More than 1,000 cases of abuse were reported over the last three years, according to the organization. It believes hundreds more go unreported, mainly out of fear of retaliation.

"The mistreatment of prisoners in this society - even women prisoners - is treated less seriously because there is among some people a bias that people in prison deserve what they get," Schulz said.

Society should care because the women in prison are mothers to about 200,000 children under 18, he said. Many of those inmates were abused sexually early in their lives, and placing them in a system where they are continually abused limits their ability to "reintegrate themselves into society and serve as satisfactory mothers," Schulz said.

Amnesty International examined state laws and surveyed attorneys general and departments of correction to compile its reports. The group also searched media reports, interviewed activists and combed lawsuits.

The most widely publicized finding in the report concerns a South Carolina prison chief who was fired after two guards were charged with letting inmates have sex at the governor's residence. Among other findings in the report:

- A sheriff's deputy in California was fired for letting female inmates out of their electronic shackles in exchange for sex.

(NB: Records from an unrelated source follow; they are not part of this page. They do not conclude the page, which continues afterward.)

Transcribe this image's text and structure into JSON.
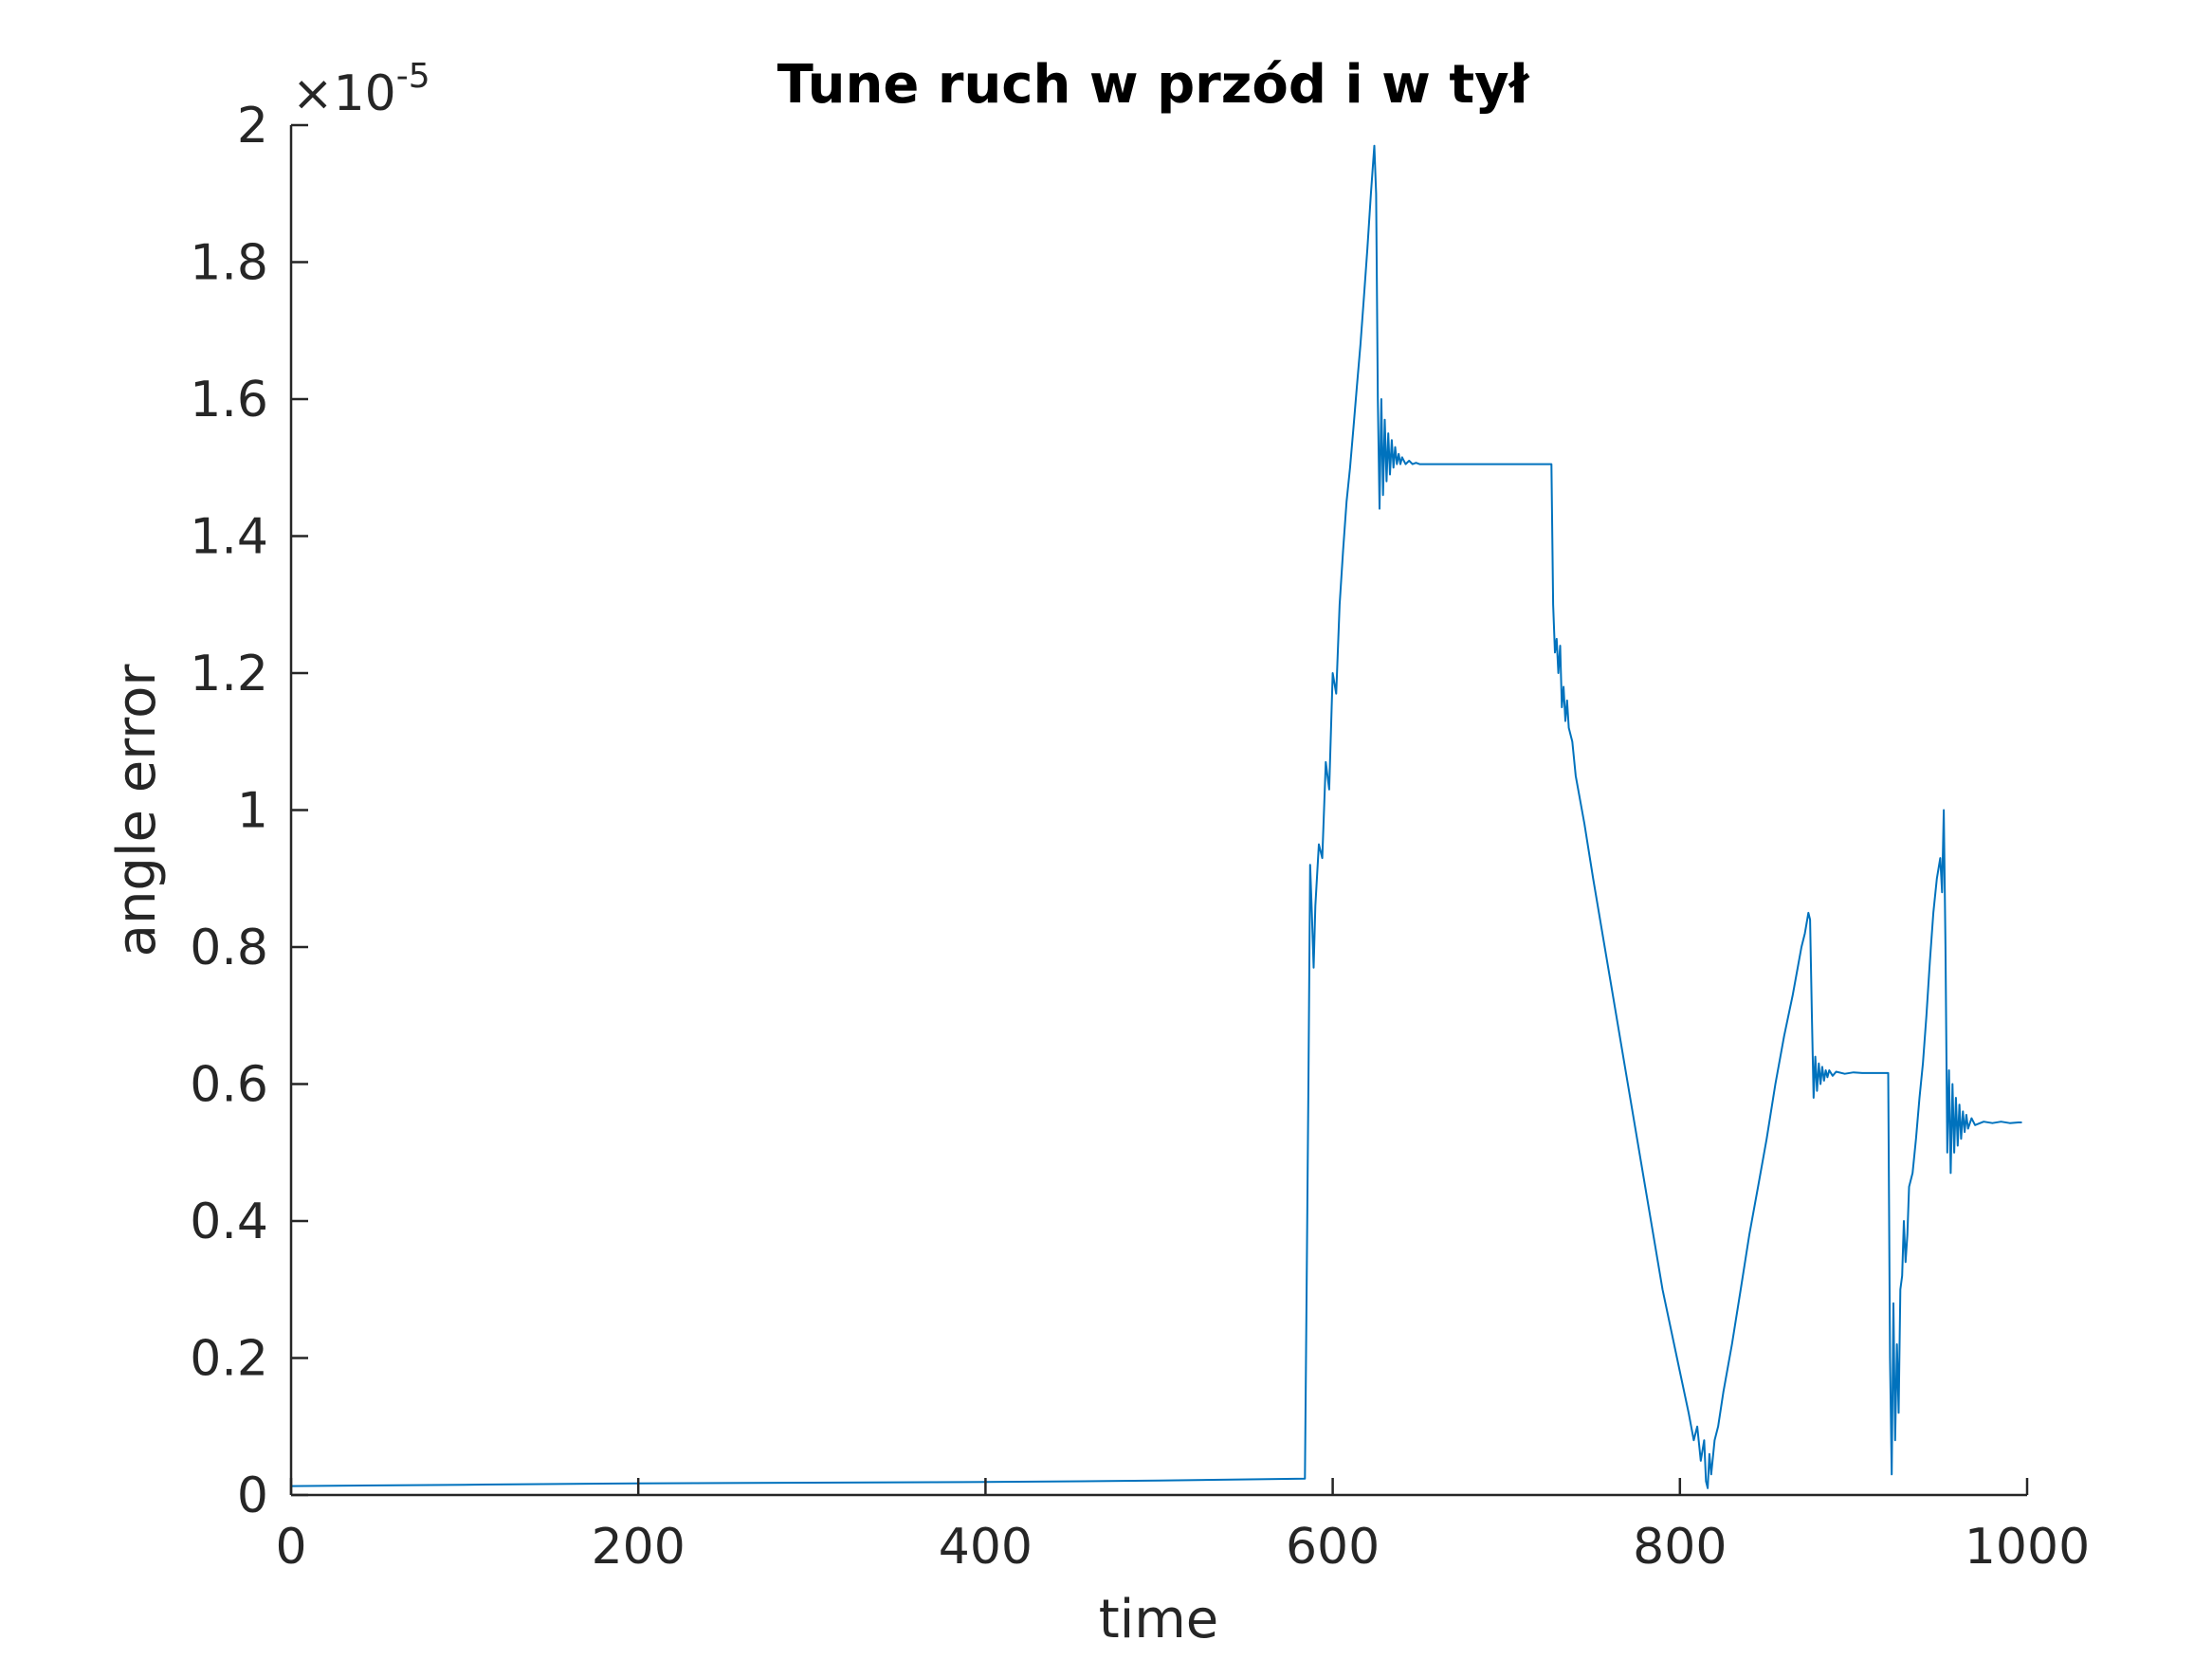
{
  "chart_data": {
    "type": "line",
    "title": "Tune ruch w przód i w tył",
    "xlabel": "time",
    "ylabel": "angle error",
    "xlim": [
      0,
      1000
    ],
    "ylim": [
      0,
      2
    ],
    "y_exponent_label": "×10",
    "y_exponent_power": "-5",
    "x_ticks": [
      {
        "value": 0,
        "label": "0"
      },
      {
        "value": 200,
        "label": "200"
      },
      {
        "value": 400,
        "label": "400"
      },
      {
        "value": 600,
        "label": "600"
      },
      {
        "value": 800,
        "label": "800"
      },
      {
        "value": 1000,
        "label": "1000"
      }
    ],
    "y_ticks": [
      {
        "value": 0,
        "label": "0"
      },
      {
        "value": 0.2,
        "label": "0.2"
      },
      {
        "value": 0.4,
        "label": "0.4"
      },
      {
        "value": 0.6,
        "label": "0.6"
      },
      {
        "value": 0.8,
        "label": "0.8"
      },
      {
        "value": 1,
        "label": "1"
      },
      {
        "value": 1.2,
        "label": "1.2"
      },
      {
        "value": 1.4,
        "label": "1.4"
      },
      {
        "value": 1.6,
        "label": "1.6"
      },
      {
        "value": 1.8,
        "label": "1.8"
      },
      {
        "value": 2,
        "label": "2"
      }
    ],
    "grid": false,
    "series": [
      {
        "color": "#0072BD",
        "x": [
          0,
          100,
          200,
          300,
          400,
          500,
          584,
          585,
          586,
          587,
          588,
          589,
          590,
          592,
          594,
          596,
          598,
          600,
          602,
          604,
          606,
          608,
          610,
          612,
          614,
          616,
          618,
          620,
          622,
          624,
          625,
          626,
          627,
          628,
          629,
          630,
          631,
          632,
          633,
          634,
          635,
          636,
          637,
          638,
          639,
          640,
          642,
          644,
          646,
          648,
          650,
          655,
          660,
          680,
          700,
          726,
          727,
          728,
          729,
          730,
          731,
          732,
          733,
          734,
          735,
          736,
          738,
          740,
          745,
          750,
          760,
          770,
          780,
          790,
          800,
          805,
          808,
          810,
          812,
          814,
          815,
          816,
          817,
          818,
          820,
          822,
          825,
          830,
          835,
          840,
          845,
          850,
          855,
          860,
          865,
          870,
          872,
          874,
          875,
          876,
          877,
          878,
          879,
          880,
          881,
          882,
          883,
          884,
          885,
          886,
          888,
          890,
          895,
          900,
          905,
          920,
          921,
          922,
          923,
          924,
          925,
          926,
          927,
          928,
          929,
          930,
          931,
          932,
          934,
          936,
          938,
          940,
          942,
          944,
          946,
          948,
          950,
          951,
          952,
          953,
          954,
          955,
          956,
          957,
          958,
          959,
          960,
          961,
          962,
          963,
          964,
          965,
          966,
          968,
          970,
          975,
          980,
          985,
          990,
          995,
          997
        ],
        "y": [
          0.013,
          0.015,
          0.017,
          0.018,
          0.019,
          0.021,
          0.024,
          0.3,
          0.6,
          0.92,
          0.85,
          0.77,
          0.86,
          0.95,
          0.93,
          1.07,
          1.03,
          1.2,
          1.17,
          1.3,
          1.38,
          1.45,
          1.5,
          1.56,
          1.62,
          1.68,
          1.75,
          1.82,
          1.9,
          1.97,
          1.9,
          1.6,
          1.44,
          1.6,
          1.46,
          1.57,
          1.48,
          1.55,
          1.49,
          1.54,
          1.5,
          1.53,
          1.505,
          1.52,
          1.505,
          1.515,
          1.505,
          1.51,
          1.505,
          1.507,
          1.505,
          1.505,
          1.505,
          1.505,
          1.505,
          1.505,
          1.3,
          1.23,
          1.25,
          1.2,
          1.24,
          1.15,
          1.18,
          1.13,
          1.16,
          1.12,
          1.1,
          1.05,
          0.98,
          0.9,
          0.75,
          0.6,
          0.45,
          0.3,
          0.18,
          0.12,
          0.08,
          0.1,
          0.05,
          0.08,
          0.02,
          0.01,
          0.06,
          0.03,
          0.08,
          0.1,
          0.15,
          0.22,
          0.3,
          0.38,
          0.45,
          0.52,
          0.6,
          0.67,
          0.73,
          0.8,
          0.82,
          0.85,
          0.84,
          0.7,
          0.58,
          0.64,
          0.59,
          0.63,
          0.6,
          0.625,
          0.605,
          0.62,
          0.61,
          0.62,
          0.612,
          0.618,
          0.615,
          0.617,
          0.616,
          0.616,
          0.2,
          0.03,
          0.28,
          0.08,
          0.22,
          0.12,
          0.3,
          0.32,
          0.4,
          0.34,
          0.38,
          0.45,
          0.47,
          0.52,
          0.58,
          0.63,
          0.7,
          0.78,
          0.85,
          0.9,
          0.93,
          0.88,
          1.0,
          0.8,
          0.5,
          0.62,
          0.47,
          0.6,
          0.5,
          0.58,
          0.51,
          0.57,
          0.52,
          0.56,
          0.53,
          0.555,
          0.535,
          0.55,
          0.54,
          0.545,
          0.543,
          0.545,
          0.543,
          0.544,
          0.544
        ]
      }
    ]
  }
}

- An inmate at a California prison received "an abusive pelvic exam" from the prison's doctor. When the woman asked to stop the exam, the doctor refused, saying, "No one told you to come to prison."

- A Massachusetts corrections officer was charged with two counts of providing gifts in exchange for sex.

Amnesty International urged state legislatures to toughen existing laws against sexual misconduct and encouraged the government to begin taking statistics on such crimes. It wants all sexual contact between inmates and correctional staff to be considered abusive and criminalized under the law. It also seeks to prevent any inmate from being held criminally liable for sexual contact with guards.

The group's report also examined state laws dealing with pregnant inmates. It found that 18 states and the District of Columbia allow women to be restrained during labor. At least 33 states and the District allow restraints during the transport to a hospital.